La Pinacothèque de Paris offre jusqu'au 28 janvier un splendide voyage dans l'oeuvre du peintre Georges Rouault. En attendant Jackson Pollock, qui s'annonce superbe, on se promène ici au milieu de chefs-d'oeuvres d'une intensité rare. Paysages de montagne, figures de marcheurs, beaucoup de portraits, scènes de parade ou de cirque, beaucoup de scènes religieuses : il n'y a pas une salle de ce magnifique parcours qui n'ait sa toile maîtresse. A chaque fois, on est saisi devant la vigueur du trait, la force des couleurs. Entre le dessin d'enfant et l'extrême sophistication, on ne manquera pas ici l'occasion de (re)découvrir un artiste aussi attachant, exigeant, étonnant.

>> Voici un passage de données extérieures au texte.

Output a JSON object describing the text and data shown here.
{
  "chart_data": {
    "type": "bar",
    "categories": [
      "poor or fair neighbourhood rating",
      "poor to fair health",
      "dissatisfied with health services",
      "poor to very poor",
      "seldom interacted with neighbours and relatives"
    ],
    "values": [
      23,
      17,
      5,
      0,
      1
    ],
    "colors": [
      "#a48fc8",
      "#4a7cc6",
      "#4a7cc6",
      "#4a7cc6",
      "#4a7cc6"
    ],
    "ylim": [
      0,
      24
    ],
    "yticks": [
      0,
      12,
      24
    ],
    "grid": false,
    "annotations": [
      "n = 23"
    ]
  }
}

Plutôt qu'une approche chronologique qui aurait été un peu froide et scolaire, le musée a préféré un parcours thématique, où chaque section s'ouvre sur la relation du peintre avec un poète, artiste ou philosophe rencontré au hasard de la vie et chaque fois déterminant pour la trajectoire de l'oeuvre. Gustave Moreau le professeur, Matisse le camarade de classe et ami, les écrivains Léon Bloy et Suarès, Jacques Maritain le philosophe chrétien et bien évidemment Ambroise Vollard, le marchand.

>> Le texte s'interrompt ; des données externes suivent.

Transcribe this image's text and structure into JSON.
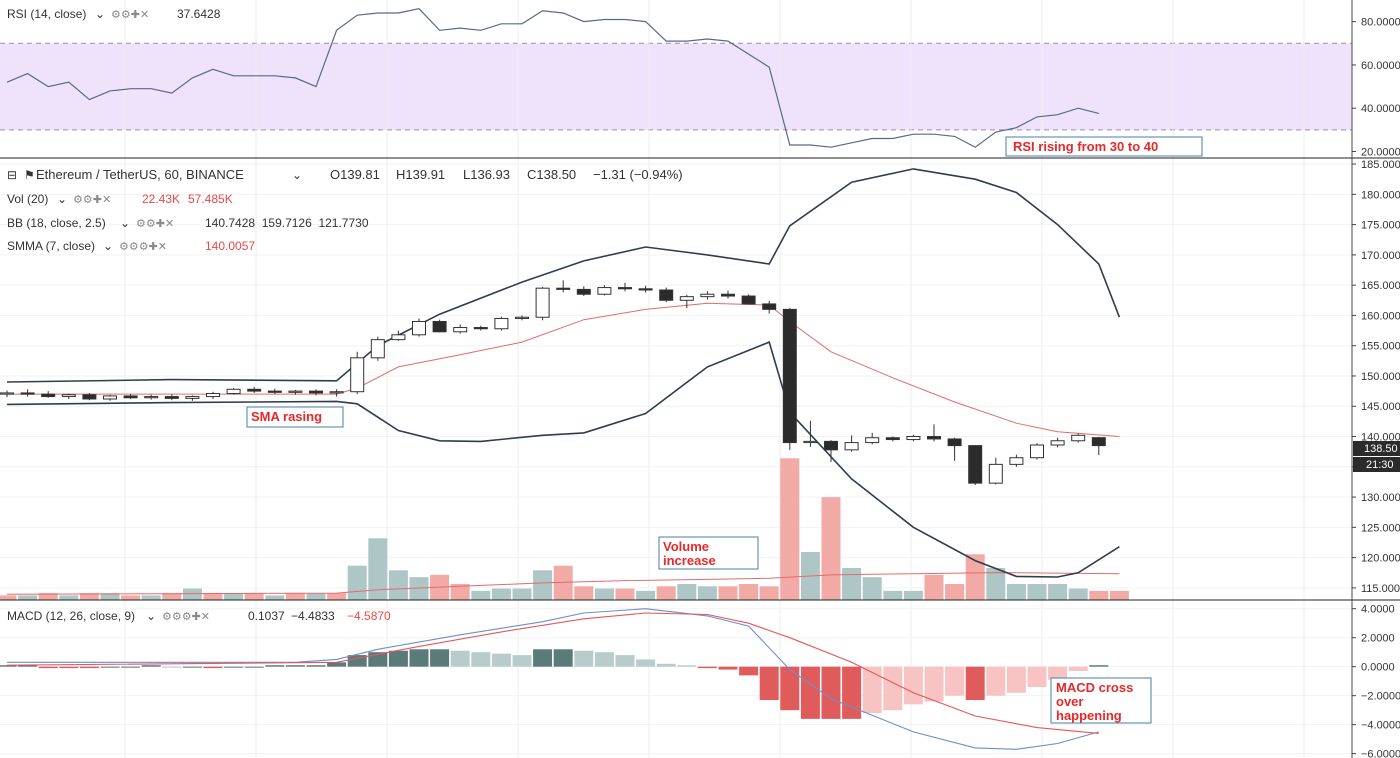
{
  "colors": {
    "up_fill": "#ffffff",
    "down_fill": "#2b2b2b",
    "candle_border": "#333333",
    "bb_line": "#2f3d4f",
    "smma_line": "#e36b6b",
    "rsi_line": "#5a6a85",
    "rsi_band": "#efe3fb",
    "macd_line": "#6b8fc8",
    "signal_line": "#e8555a",
    "vol_up": "#aec7c6",
    "vol_down": "#f2aaa6",
    "hist_pos_strong": "#5b7a7a",
    "hist_pos_weak": "#b8cccc",
    "hist_neg_strong": "#e05b5b",
    "hist_neg_weak": "#f7c3c3",
    "annotation": "#e8282a"
  },
  "rsi_panel": {
    "label": "RSI (14, close)",
    "value": "37.6428",
    "ticks": [
      "80.0000",
      "60.0000",
      "40.0000",
      "20.0000"
    ]
  },
  "price_panel": {
    "symbol": "Ethereum / TetherUS, 60, BINANCE",
    "open": "O139.81",
    "high": "H139.91",
    "low": "L136.93",
    "close": "C138.50",
    "change": "−1.31 (−0.94%)",
    "vol_label": "Vol (20)",
    "vol_value1": "22.43K",
    "vol_value2": "57.485K",
    "bb_label": "BB (18, close, 2.5)",
    "bb_values": "140.7428  159.7126  121.7730",
    "smma_label": "SMMA (7, close)",
    "smma_value": "140.0057",
    "ticks": [
      "185.000",
      "180.000",
      "175.000",
      "170.000",
      "165.000",
      "160.000",
      "155.000",
      "150.000",
      "145.000",
      "140.000",
      "135.000",
      "130.000",
      "125.000",
      "120.000",
      "115.000"
    ],
    "last_price_tag": "138.50",
    "countdown_tag": "21:30"
  },
  "macd_panel": {
    "label": "MACD (12, 26, close, 9)",
    "value1": "0.1037",
    "value2": "−4.4833",
    "value3": "−4.5870",
    "ticks": [
      "4.0000",
      "2.0000",
      "0.0000",
      "−2.0000",
      "−4.0000",
      "−6.0000"
    ]
  },
  "annotations": {
    "rsi": "RSI rising from 30 to 40",
    "sma": "SMA rasing",
    "volume_line1": "Volume",
    "volume_line2": "increase",
    "macd_line1": "MACD cross",
    "macd_line2": "over",
    "macd_line3": "happening"
  },
  "chart_data": {
    "type": "candlestick",
    "x_count": 55,
    "ylim_price": [
      113,
      186
    ],
    "ylim_rsi": [
      17,
      90
    ],
    "ylim_macd": [
      -6.3,
      4.6
    ],
    "candles": [
      {
        "o": 147.0,
        "h": 147.6,
        "l": 146.5,
        "c": 147.2
      },
      {
        "o": 147.2,
        "h": 147.8,
        "l": 146.6,
        "c": 147.0
      },
      {
        "o": 147.0,
        "h": 147.5,
        "l": 146.4,
        "c": 146.6
      },
      {
        "o": 146.6,
        "h": 147.1,
        "l": 146.2,
        "c": 146.9
      },
      {
        "o": 146.9,
        "h": 147.2,
        "l": 146.0,
        "c": 146.2
      },
      {
        "o": 146.2,
        "h": 146.9,
        "l": 145.9,
        "c": 146.7
      },
      {
        "o": 146.7,
        "h": 147.0,
        "l": 146.2,
        "c": 146.4
      },
      {
        "o": 146.4,
        "h": 146.9,
        "l": 146.1,
        "c": 146.6
      },
      {
        "o": 146.6,
        "h": 147.0,
        "l": 146.0,
        "c": 146.3
      },
      {
        "o": 146.3,
        "h": 146.8,
        "l": 145.9,
        "c": 146.6
      },
      {
        "o": 146.6,
        "h": 147.4,
        "l": 146.2,
        "c": 147.1
      },
      {
        "o": 147.1,
        "h": 148.0,
        "l": 146.9,
        "c": 147.8
      },
      {
        "o": 147.8,
        "h": 148.2,
        "l": 147.2,
        "c": 147.5
      },
      {
        "o": 147.5,
        "h": 147.9,
        "l": 147.0,
        "c": 147.3
      },
      {
        "o": 147.3,
        "h": 147.7,
        "l": 146.9,
        "c": 147.5
      },
      {
        "o": 147.5,
        "h": 147.8,
        "l": 146.8,
        "c": 147.2
      },
      {
        "o": 147.2,
        "h": 147.8,
        "l": 146.6,
        "c": 147.4
      },
      {
        "o": 147.4,
        "h": 154.0,
        "l": 147.0,
        "c": 153.0
      },
      {
        "o": 153.0,
        "h": 156.5,
        "l": 152.5,
        "c": 156.0
      },
      {
        "o": 156.0,
        "h": 157.5,
        "l": 155.8,
        "c": 156.8
      },
      {
        "o": 156.8,
        "h": 159.5,
        "l": 156.5,
        "c": 159.0
      },
      {
        "o": 159.0,
        "h": 159.3,
        "l": 157.2,
        "c": 157.3
      },
      {
        "o": 157.3,
        "h": 158.5,
        "l": 157.0,
        "c": 158.0
      },
      {
        "o": 158.0,
        "h": 158.3,
        "l": 157.5,
        "c": 157.8
      },
      {
        "o": 157.8,
        "h": 159.8,
        "l": 157.5,
        "c": 159.5
      },
      {
        "o": 159.5,
        "h": 160.0,
        "l": 159.2,
        "c": 159.7
      },
      {
        "o": 159.7,
        "h": 164.7,
        "l": 159.2,
        "c": 164.5
      },
      {
        "o": 164.5,
        "h": 165.8,
        "l": 163.8,
        "c": 164.3
      },
      {
        "o": 164.3,
        "h": 164.8,
        "l": 163.2,
        "c": 163.5
      },
      {
        "o": 163.5,
        "h": 165.0,
        "l": 163.3,
        "c": 164.6
      },
      {
        "o": 164.6,
        "h": 165.4,
        "l": 164.0,
        "c": 164.4
      },
      {
        "o": 164.4,
        "h": 164.9,
        "l": 163.8,
        "c": 164.2
      },
      {
        "o": 164.2,
        "h": 164.6,
        "l": 162.2,
        "c": 162.5
      },
      {
        "o": 162.5,
        "h": 163.4,
        "l": 161.2,
        "c": 163.1
      },
      {
        "o": 163.1,
        "h": 164.0,
        "l": 162.6,
        "c": 163.5
      },
      {
        "o": 163.5,
        "h": 164.1,
        "l": 162.8,
        "c": 163.2
      },
      {
        "o": 163.2,
        "h": 163.5,
        "l": 161.8,
        "c": 161.9
      },
      {
        "o": 161.9,
        "h": 162.4,
        "l": 160.3,
        "c": 161.0
      },
      {
        "o": 161.0,
        "h": 161.2,
        "l": 137.8,
        "c": 139.0
      },
      {
        "o": 139.0,
        "h": 142.6,
        "l": 138.3,
        "c": 139.2
      },
      {
        "o": 139.2,
        "h": 139.4,
        "l": 135.8,
        "c": 137.8
      },
      {
        "o": 137.8,
        "h": 140.2,
        "l": 137.5,
        "c": 139.0
      },
      {
        "o": 139.0,
        "h": 140.6,
        "l": 138.7,
        "c": 139.8
      },
      {
        "o": 139.8,
        "h": 140.0,
        "l": 139.2,
        "c": 139.5
      },
      {
        "o": 139.5,
        "h": 140.3,
        "l": 139.2,
        "c": 140.0
      },
      {
        "o": 140.0,
        "h": 142.0,
        "l": 139.2,
        "c": 139.6
      },
      {
        "o": 139.6,
        "h": 139.8,
        "l": 136.0,
        "c": 138.5
      },
      {
        "o": 138.5,
        "h": 138.6,
        "l": 132.0,
        "c": 132.3
      },
      {
        "o": 132.3,
        "h": 136.5,
        "l": 132.1,
        "c": 135.4
      },
      {
        "o": 135.4,
        "h": 137.0,
        "l": 135.0,
        "c": 136.5
      },
      {
        "o": 136.5,
        "h": 138.9,
        "l": 136.2,
        "c": 138.6
      },
      {
        "o": 138.6,
        "h": 139.8,
        "l": 138.2,
        "c": 139.3
      },
      {
        "o": 139.3,
        "h": 140.5,
        "l": 139.0,
        "c": 140.2
      },
      {
        "o": 139.81,
        "h": 139.91,
        "l": 136.93,
        "c": 138.5
      }
    ],
    "bb_upper": [
      {
        "x": 0,
        "y": 149.0
      },
      {
        "x": 8,
        "y": 149.4
      },
      {
        "x": 16,
        "y": 149.2
      },
      {
        "x": 18,
        "y": 155.0
      },
      {
        "x": 21,
        "y": 160.2
      },
      {
        "x": 25,
        "y": 165.5
      },
      {
        "x": 28,
        "y": 169.0
      },
      {
        "x": 31,
        "y": 171.3
      },
      {
        "x": 34,
        "y": 170.0
      },
      {
        "x": 37,
        "y": 168.5
      },
      {
        "x": 38,
        "y": 174.8
      },
      {
        "x": 41,
        "y": 182.0
      },
      {
        "x": 44,
        "y": 184.2
      },
      {
        "x": 47,
        "y": 182.5
      },
      {
        "x": 49,
        "y": 180.3
      },
      {
        "x": 51,
        "y": 175.0
      },
      {
        "x": 53,
        "y": 168.5
      },
      {
        "x": 54,
        "y": 159.7
      }
    ],
    "bb_lower": [
      {
        "x": 0,
        "y": 145.3
      },
      {
        "x": 8,
        "y": 145.6
      },
      {
        "x": 16,
        "y": 145.8
      },
      {
        "x": 17,
        "y": 145.4
      },
      {
        "x": 19,
        "y": 141.0
      },
      {
        "x": 21,
        "y": 139.3
      },
      {
        "x": 23,
        "y": 139.2
      },
      {
        "x": 26,
        "y": 140.2
      },
      {
        "x": 28,
        "y": 140.6
      },
      {
        "x": 31,
        "y": 143.8
      },
      {
        "x": 34,
        "y": 151.5
      },
      {
        "x": 37,
        "y": 155.6
      },
      {
        "x": 38,
        "y": 144.0
      },
      {
        "x": 41,
        "y": 133.0
      },
      {
        "x": 44,
        "y": 125.0
      },
      {
        "x": 47,
        "y": 119.5
      },
      {
        "x": 49,
        "y": 116.9
      },
      {
        "x": 51,
        "y": 116.8
      },
      {
        "x": 52,
        "y": 117.5
      },
      {
        "x": 54,
        "y": 121.8
      }
    ],
    "smma": [
      {
        "x": 0,
        "y": 147.0
      },
      {
        "x": 16,
        "y": 147.0
      },
      {
        "x": 17,
        "y": 148.0
      },
      {
        "x": 19,
        "y": 151.5
      },
      {
        "x": 22,
        "y": 153.5
      },
      {
        "x": 25,
        "y": 155.6
      },
      {
        "x": 28,
        "y": 159.3
      },
      {
        "x": 31,
        "y": 161.0
      },
      {
        "x": 34,
        "y": 162.0
      },
      {
        "x": 37,
        "y": 161.7
      },
      {
        "x": 38,
        "y": 159.0
      },
      {
        "x": 40,
        "y": 154.0
      },
      {
        "x": 43,
        "y": 149.7
      },
      {
        "x": 46,
        "y": 145.7
      },
      {
        "x": 49,
        "y": 142.2
      },
      {
        "x": 51,
        "y": 140.8
      },
      {
        "x": 54,
        "y": 140.0
      }
    ],
    "volume": [
      {
        "v": 2,
        "up": false
      },
      {
        "v": 2,
        "up": true
      },
      {
        "v": 3,
        "up": false
      },
      {
        "v": 2,
        "up": true
      },
      {
        "v": 3,
        "up": false
      },
      {
        "v": 3,
        "up": true
      },
      {
        "v": 2,
        "up": false
      },
      {
        "v": 2,
        "up": true
      },
      {
        "v": 3,
        "up": false
      },
      {
        "v": 5,
        "up": true
      },
      {
        "v": 3,
        "up": false
      },
      {
        "v": 3,
        "up": true
      },
      {
        "v": 3,
        "up": false
      },
      {
        "v": 2,
        "up": true
      },
      {
        "v": 3,
        "up": false
      },
      {
        "v": 3,
        "up": true
      },
      {
        "v": 3,
        "up": false
      },
      {
        "v": 15,
        "up": true
      },
      {
        "v": 27,
        "up": true
      },
      {
        "v": 13,
        "up": true
      },
      {
        "v": 10,
        "up": true
      },
      {
        "v": 11,
        "up": false
      },
      {
        "v": 7,
        "up": false
      },
      {
        "v": 4,
        "up": true
      },
      {
        "v": 5,
        "up": true
      },
      {
        "v": 5,
        "up": true
      },
      {
        "v": 13,
        "up": true
      },
      {
        "v": 15,
        "up": false
      },
      {
        "v": 6,
        "up": false
      },
      {
        "v": 5,
        "up": true
      },
      {
        "v": 5,
        "up": false
      },
      {
        "v": 4,
        "up": true
      },
      {
        "v": 6,
        "up": false
      },
      {
        "v": 7,
        "up": true
      },
      {
        "v": 6,
        "up": true
      },
      {
        "v": 6,
        "up": false
      },
      {
        "v": 7,
        "up": false
      },
      {
        "v": 6,
        "up": false
      },
      {
        "v": 62,
        "up": false
      },
      {
        "v": 21,
        "up": true
      },
      {
        "v": 45,
        "up": false
      },
      {
        "v": 14,
        "up": true
      },
      {
        "v": 10,
        "up": true
      },
      {
        "v": 4,
        "up": true
      },
      {
        "v": 4,
        "up": true
      },
      {
        "v": 11,
        "up": false
      },
      {
        "v": 7,
        "up": false
      },
      {
        "v": 20,
        "up": false
      },
      {
        "v": 14,
        "up": true
      },
      {
        "v": 7,
        "up": true
      },
      {
        "v": 7,
        "up": true
      },
      {
        "v": 7,
        "up": true
      },
      {
        "v": 5,
        "up": true
      },
      {
        "v": 4,
        "up": false
      },
      {
        "v": 4,
        "up": false
      }
    ],
    "volume_ylim": [
      0,
      70
    ],
    "volume_ma": [
      {
        "x": 0,
        "y": 2.5
      },
      {
        "x": 16,
        "y": 3.0
      },
      {
        "x": 18,
        "y": 4.5
      },
      {
        "x": 22,
        "y": 6.0
      },
      {
        "x": 26,
        "y": 7.5
      },
      {
        "x": 30,
        "y": 8.5
      },
      {
        "x": 34,
        "y": 9.0
      },
      {
        "x": 37,
        "y": 9.5
      },
      {
        "x": 40,
        "y": 11.0
      },
      {
        "x": 44,
        "y": 11.5
      },
      {
        "x": 48,
        "y": 12.0
      },
      {
        "x": 54,
        "y": 11.5
      }
    ],
    "rsi": [
      {
        "x": 0,
        "y": 52
      },
      {
        "x": 1,
        "y": 56
      },
      {
        "x": 2,
        "y": 50
      },
      {
        "x": 3,
        "y": 52
      },
      {
        "x": 4,
        "y": 44
      },
      {
        "x": 5,
        "y": 48
      },
      {
        "x": 6,
        "y": 49
      },
      {
        "x": 7,
        "y": 49
      },
      {
        "x": 8,
        "y": 47
      },
      {
        "x": 9,
        "y": 54
      },
      {
        "x": 10,
        "y": 58
      },
      {
        "x": 11,
        "y": 55
      },
      {
        "x": 12,
        "y": 55
      },
      {
        "x": 13,
        "y": 55
      },
      {
        "x": 14,
        "y": 54
      },
      {
        "x": 15,
        "y": 50
      },
      {
        "x": 16,
        "y": 76
      },
      {
        "x": 17,
        "y": 83
      },
      {
        "x": 18,
        "y": 84
      },
      {
        "x": 19,
        "y": 84
      },
      {
        "x": 20,
        "y": 86
      },
      {
        "x": 21,
        "y": 76
      },
      {
        "x": 22,
        "y": 77
      },
      {
        "x": 23,
        "y": 76
      },
      {
        "x": 24,
        "y": 79
      },
      {
        "x": 25,
        "y": 79
      },
      {
        "x": 26,
        "y": 85
      },
      {
        "x": 27,
        "y": 84
      },
      {
        "x": 28,
        "y": 80
      },
      {
        "x": 29,
        "y": 81
      },
      {
        "x": 30,
        "y": 81
      },
      {
        "x": 31,
        "y": 80
      },
      {
        "x": 32,
        "y": 71
      },
      {
        "x": 33,
        "y": 71
      },
      {
        "x": 34,
        "y": 72
      },
      {
        "x": 35,
        "y": 71
      },
      {
        "x": 36,
        "y": 65
      },
      {
        "x": 37,
        "y": 59
      },
      {
        "x": 38,
        "y": 23
      },
      {
        "x": 39,
        "y": 23
      },
      {
        "x": 40,
        "y": 22
      },
      {
        "x": 41,
        "y": 24
      },
      {
        "x": 42,
        "y": 26
      },
      {
        "x": 43,
        "y": 26
      },
      {
        "x": 44,
        "y": 28
      },
      {
        "x": 45,
        "y": 28
      },
      {
        "x": 46,
        "y": 27
      },
      {
        "x": 47,
        "y": 22
      },
      {
        "x": 48,
        "y": 29
      },
      {
        "x": 49,
        "y": 31
      },
      {
        "x": 50,
        "y": 36
      },
      {
        "x": 51,
        "y": 37
      },
      {
        "x": 52,
        "y": 40
      },
      {
        "x": 53,
        "y": 37.6
      }
    ],
    "rsi_band": [
      30,
      70
    ],
    "macd_line": [
      {
        "x": 0,
        "y": 0.3
      },
      {
        "x": 14,
        "y": 0.3
      },
      {
        "x": 16,
        "y": 0.5
      },
      {
        "x": 18,
        "y": 1.2
      },
      {
        "x": 22,
        "y": 2.2
      },
      {
        "x": 26,
        "y": 3.1
      },
      {
        "x": 28,
        "y": 3.7
      },
      {
        "x": 31,
        "y": 4.0
      },
      {
        "x": 34,
        "y": 3.5
      },
      {
        "x": 36,
        "y": 2.8
      },
      {
        "x": 38,
        "y": -0.2
      },
      {
        "x": 40,
        "y": -2.2
      },
      {
        "x": 44,
        "y": -4.5
      },
      {
        "x": 47,
        "y": -5.6
      },
      {
        "x": 49,
        "y": -5.7
      },
      {
        "x": 51,
        "y": -5.3
      },
      {
        "x": 53,
        "y": -4.5
      }
    ],
    "signal_line": [
      {
        "x": 0,
        "y": 0.1
      },
      {
        "x": 16,
        "y": 0.3
      },
      {
        "x": 20,
        "y": 1.4
      },
      {
        "x": 24,
        "y": 2.4
      },
      {
        "x": 28,
        "y": 3.3
      },
      {
        "x": 31,
        "y": 3.7
      },
      {
        "x": 34,
        "y": 3.6
      },
      {
        "x": 36,
        "y": 3.0
      },
      {
        "x": 38,
        "y": 2.0
      },
      {
        "x": 41,
        "y": 0.3
      },
      {
        "x": 44,
        "y": -1.8
      },
      {
        "x": 47,
        "y": -3.4
      },
      {
        "x": 50,
        "y": -4.2
      },
      {
        "x": 53,
        "y": -4.6
      }
    ],
    "macd_hist": [
      0.1,
      0.1,
      -0.1,
      -0.1,
      -0.1,
      0.0,
      0.0,
      0.1,
      0.0,
      0.0,
      -0.1,
      0.0,
      0.0,
      0.1,
      0.1,
      0.1,
      0.3,
      0.8,
      1.0,
      1.1,
      1.2,
      1.2,
      1.1,
      1.0,
      0.9,
      0.8,
      1.2,
      1.2,
      1.1,
      1.0,
      0.8,
      0.5,
      0.2,
      0.1,
      -0.1,
      -0.2,
      -0.6,
      -2.3,
      -3.0,
      -3.6,
      -3.6,
      -3.6,
      -3.2,
      -3.0,
      -2.6,
      -2.4,
      -2.0,
      -2.3,
      -2.0,
      -1.8,
      -1.4,
      -0.9,
      -0.3,
      0.1
    ]
  }
}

Ce parti pris a l'avantage de redistribuer pas mal de cartes et de rendre visible combien de lignes parrallèles cohabitent au sein d'une vie, et concourrent ensemble à la constitution d'une oeuvre. On y retrouve du reste, et sans surprise, deux des sujets de préoccupation majeurs du curateur Marc Restellini : le goût de l'orient d'une part, l'anti-académisme d'autre part. Le cercle des amis sont Rouault sont autant de figures parias, d'écrivains méconnus, réprouvés, oubliés, évoluant en marge des conventions, disparus ou presque de la mémoire collective. Ce n'est pas le moindre intérêt de l'exposition de les faire revivre.
Autre curiosité : Georges Rouault, peintre méconnu en France (ce n'est pas qu'une figure de style, et de ce point de vue, la visibilité de cette expo souffrira sans doute de celle, massive, de Picasso au Grand Palais) est une immense star au Japon, qui abrite plusieurs musées spécialement dédiés à son oeuvre, dont celui du groupe pétrolier Idemitsu. L'un des enjeux de ce parcours consiste à comprendre les raisons de cette fascination orientale pour le peintre catholique français, a priori éloigné du patrimoine esthétique nippon.
La composition très graphique des tableaux de Rouault évoque d'abord la calligraphie, l'art de la belle écriture et de l'agencement des traits. L'important n'est pas ce que les lignes représentent, mais leur agencement sur la toile, le parcours qu'elles proposent à l'oeil, et finalement la méditation à laquelle elles invitent. C'est justement ce caractère méditatif de l'oeuvre qui fascine : les toiles de Rouault sont d'abord comme des supports de méditation et de contemplation. Et tandis que la critique artistique occidentale privilégie soit le rapport strictement esthétique à l'oeuvre, soit une vision intellectuelle ou iconographique (la tableau est un symbole de... il fait référence à... il raconte que...), l'amateur d'art japonais s'y plonge comme s'il contemplait une calligraphie, ou un rouleau d'ukiyo-e. Ce n'est pas dans l'apparence extérieure que réside l'intérêt de l'oeuvre, mais dans le voyage intérieur et le retour sur soi que l'oeuvre permet.
Cette dualité du rapport à l'oeuvre d'art est un élément absolument capital, que cette exposition rappelle à juste titre, et qu'on retrouve aussi dans l'évolution historique du rapport au texte écrit et à la lecture. L'époque contemporaine, essentiellement préoccupée de la dimension technique ou littéraire des textes, conçus comme des objets à manipuler, a oublié les pratiques médiévales de lecture, tournées vers le questionnement éthique. Dans son superbe livre sur les "Bilbiothèques Intérieures", Brian Stock a montré l'importance des pratiques méditatives de lecture et d’écriture pour la constitution du « moi ». Toute une tradition née d'Augustin considère le texte d'abord comme le support d'une méditation, l'occasion d'adopter une posture particulière (recueillement, silence). L'important n'est pas d'apprendre, d'être diverti ou surpris, mais de ruminer le texte.
C'est une si belle exposition que je dirai un autre jour ma désolation devant le piètre agencement de l'espace et de la déambulation, qui semble devenir une habitude, bien qu'elle ne semble pas dûe à l'espace, qui est de belle taille. Georges Rouault, 70 tableaux de la collection Idemitsu, à la Pinacothèque de Paris, jusqu’au 18 janvier.